Thirty-five year old Manny Pacquiao, a champion boxer in six weight classes, holds a special place of pride with his local countrymen. When pitted against American Brandon Rios last November, the fight became historic in terms of cash it generated for Macau, Asia’s gambling capital. Pacquiao’s win in front of more than 13,000 boxing fans made it a sellout event.
Bob Arum, CEO of Las Vegas boxing promoter Top Rank, who has Pacquiao as a client, said the match “couldn’t have been more of a success (as the fight generated) “well in excess of $30 million.” Arum says that Pacquiao is one of the few professional boxers that can attract an American pay-per-view audience.

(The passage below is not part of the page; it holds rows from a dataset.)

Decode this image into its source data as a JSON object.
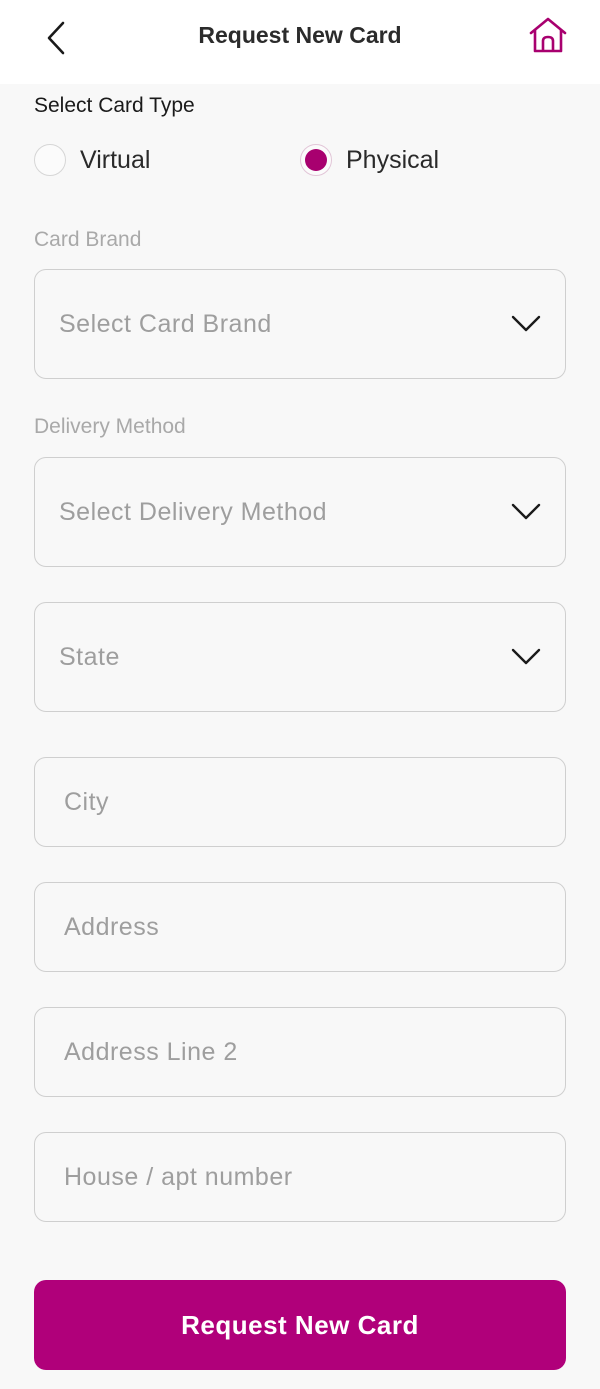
{
  "header": {
    "title": "Request New Card"
  },
  "card_type": {
    "label": "Select Card Type",
    "options": [
      {
        "label": "Virtual",
        "selected": false
      },
      {
        "label": "Physical",
        "selected": true
      }
    ]
  },
  "card_brand": {
    "label": "Card Brand",
    "placeholder": "Select Card Brand"
  },
  "delivery_method": {
    "label": "Delivery Method",
    "placeholder": "Select Delivery Method"
  },
  "state": {
    "placeholder": "State"
  },
  "city": {
    "placeholder": "City"
  },
  "address": {
    "placeholder": "Address"
  },
  "address_line_2": {
    "placeholder": "Address Line 2"
  },
  "house_number": {
    "placeholder": "House / apt number"
  },
  "submit": {
    "label": "Request New Card"
  },
  "colors": {
    "accent": "#b0007a",
    "background": "#f8f8f8"
  }
}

Success did not come easy for Pacquiao even though boxing was one of the few known paths out of poverty for a boy from a poor rural family. After turning pro at 16, Pacquiao quickly became known for his fast punches and insatiable fighting spirit. He is recognized as one of the best attacking boxers of all time and remains a sports icon in his home country. He is also a devout Christian, a sitting congressmen and active philanthropist. He devotes his personal time to fighting for the underprivileged.
According to a recent Forbes magazine survey, Pacquiao earned $41.8 million last year, making him number 11 among the world’s highest paid athletes. Two years ago – before his one year away from the ring — Pacquiao out-earned Tiger Woods, making him the second highest paid athlete in the world. Regardless, he is remains the highest-paid athlete in Asia.